Re: Responses to comments on GL 3.1 proposal

For the most part I agree with John's responses to the comments received
on guideline 3.1.

I have commented before on a number of the proposed success criteria, and
John recognizes that there are still unresolved issues, for example how to
reconcile the "measure of educational level" requirement with the fact
that WCAG can't impose reporting obligations on implementors for legal and
policy reasons.

It is also true that the educational levels specified in the l2 success
criteria are somewhat arbitrary. John suggests this could be dealt with by
requiring the educational level of the content to be reduced by a certan
percentage (say 30%) at level 2, and even more (say 50%) at level 3. While
this is a move in the right direction to the extent that it seeks to
eliminate the arbitrary numbers, it doesn't work, for a rather fundamental
reason.

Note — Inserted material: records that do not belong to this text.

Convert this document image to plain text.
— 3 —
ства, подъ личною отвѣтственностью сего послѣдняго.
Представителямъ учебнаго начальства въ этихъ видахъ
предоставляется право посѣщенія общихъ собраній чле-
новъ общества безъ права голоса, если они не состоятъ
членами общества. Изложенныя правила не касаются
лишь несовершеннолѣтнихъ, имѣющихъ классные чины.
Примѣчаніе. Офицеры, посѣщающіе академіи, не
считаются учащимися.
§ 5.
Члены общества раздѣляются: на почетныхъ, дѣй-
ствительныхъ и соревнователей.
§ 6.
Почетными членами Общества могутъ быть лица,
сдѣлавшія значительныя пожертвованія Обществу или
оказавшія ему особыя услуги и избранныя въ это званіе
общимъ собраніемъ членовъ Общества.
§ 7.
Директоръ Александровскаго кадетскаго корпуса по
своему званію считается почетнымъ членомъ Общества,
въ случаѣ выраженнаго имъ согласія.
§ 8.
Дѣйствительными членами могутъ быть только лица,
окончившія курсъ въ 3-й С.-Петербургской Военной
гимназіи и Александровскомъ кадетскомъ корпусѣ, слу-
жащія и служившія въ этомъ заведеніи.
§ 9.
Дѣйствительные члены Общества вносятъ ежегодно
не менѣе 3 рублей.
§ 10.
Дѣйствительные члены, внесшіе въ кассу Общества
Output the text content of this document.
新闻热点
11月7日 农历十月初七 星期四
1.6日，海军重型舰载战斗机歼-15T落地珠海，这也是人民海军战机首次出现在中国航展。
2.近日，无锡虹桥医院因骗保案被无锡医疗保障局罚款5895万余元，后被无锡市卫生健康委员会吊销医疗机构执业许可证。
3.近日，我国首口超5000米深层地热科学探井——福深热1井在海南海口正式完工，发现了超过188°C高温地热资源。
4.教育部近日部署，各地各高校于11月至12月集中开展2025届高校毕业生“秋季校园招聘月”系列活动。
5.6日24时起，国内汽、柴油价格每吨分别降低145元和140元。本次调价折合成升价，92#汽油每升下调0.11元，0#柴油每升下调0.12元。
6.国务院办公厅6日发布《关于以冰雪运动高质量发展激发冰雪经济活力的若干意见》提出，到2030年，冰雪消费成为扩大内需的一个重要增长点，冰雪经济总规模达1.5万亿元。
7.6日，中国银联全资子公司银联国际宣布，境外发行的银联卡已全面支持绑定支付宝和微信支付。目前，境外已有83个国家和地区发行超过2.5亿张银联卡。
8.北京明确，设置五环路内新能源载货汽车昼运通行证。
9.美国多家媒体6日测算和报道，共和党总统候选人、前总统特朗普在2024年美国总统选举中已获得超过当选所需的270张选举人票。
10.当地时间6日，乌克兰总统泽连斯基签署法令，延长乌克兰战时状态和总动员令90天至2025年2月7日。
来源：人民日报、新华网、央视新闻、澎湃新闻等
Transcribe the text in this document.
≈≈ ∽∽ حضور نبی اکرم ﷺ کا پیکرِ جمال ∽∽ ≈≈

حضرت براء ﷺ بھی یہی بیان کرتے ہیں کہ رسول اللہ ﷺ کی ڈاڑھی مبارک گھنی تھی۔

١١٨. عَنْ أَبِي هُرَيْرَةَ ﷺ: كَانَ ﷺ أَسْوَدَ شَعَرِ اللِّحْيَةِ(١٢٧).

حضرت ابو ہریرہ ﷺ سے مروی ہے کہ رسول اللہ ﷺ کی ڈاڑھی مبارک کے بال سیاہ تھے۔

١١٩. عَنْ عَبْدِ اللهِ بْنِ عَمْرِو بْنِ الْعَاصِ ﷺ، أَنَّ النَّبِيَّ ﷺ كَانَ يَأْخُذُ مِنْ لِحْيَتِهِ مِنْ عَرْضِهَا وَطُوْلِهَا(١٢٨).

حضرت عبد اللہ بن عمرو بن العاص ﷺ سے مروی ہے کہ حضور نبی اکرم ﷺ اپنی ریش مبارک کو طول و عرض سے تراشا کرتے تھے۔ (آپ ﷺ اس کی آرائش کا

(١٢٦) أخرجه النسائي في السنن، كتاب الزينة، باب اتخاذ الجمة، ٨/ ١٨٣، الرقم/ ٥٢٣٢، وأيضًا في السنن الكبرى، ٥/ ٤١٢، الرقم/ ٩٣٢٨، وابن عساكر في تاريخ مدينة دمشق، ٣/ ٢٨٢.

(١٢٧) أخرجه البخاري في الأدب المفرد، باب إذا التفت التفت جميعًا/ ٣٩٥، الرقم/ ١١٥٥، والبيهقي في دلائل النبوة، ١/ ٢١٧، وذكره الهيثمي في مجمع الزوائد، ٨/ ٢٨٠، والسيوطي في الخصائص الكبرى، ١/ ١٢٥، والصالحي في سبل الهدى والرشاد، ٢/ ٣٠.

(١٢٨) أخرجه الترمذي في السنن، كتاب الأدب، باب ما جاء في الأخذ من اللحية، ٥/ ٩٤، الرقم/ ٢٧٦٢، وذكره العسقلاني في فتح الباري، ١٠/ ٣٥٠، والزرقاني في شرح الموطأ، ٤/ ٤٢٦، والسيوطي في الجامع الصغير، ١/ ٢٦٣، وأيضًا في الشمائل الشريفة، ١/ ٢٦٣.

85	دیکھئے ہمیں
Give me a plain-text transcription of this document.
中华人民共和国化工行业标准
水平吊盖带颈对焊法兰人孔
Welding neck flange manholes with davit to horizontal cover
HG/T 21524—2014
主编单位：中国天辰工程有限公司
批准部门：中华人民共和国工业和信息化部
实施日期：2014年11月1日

Suppose I draft a document and measure its educational level.
However readable I have made it, and however successful I have been, I
still in principle can't satisfy a reduction requirement, for it demands
that I reduce the reading level by antoehr 30%, whatever it is currently.
Now if I reduce the required educational level of the content by 30% and
re-evaluate, I again fail the requirement and have to reduce it again, and
on it goes - an "infinite regress" as we call it in philosophy.

If we require instead that the level must be reduced by 30% in comparison
with the first draft, then I can render the requirement moot by doing a
particularly bad job in writing a readable first draft; and again, however
good the first draft is, it can never satisfy the requirement.

So I think we're left with arbitrary numbers unless there is some way of
determining the education level required to process whatever the content
is supposed to communicate. Either way we can impose stronger requirements
on content judged to be of particular public importance, as John's
response to Lisa's comments acknowledges.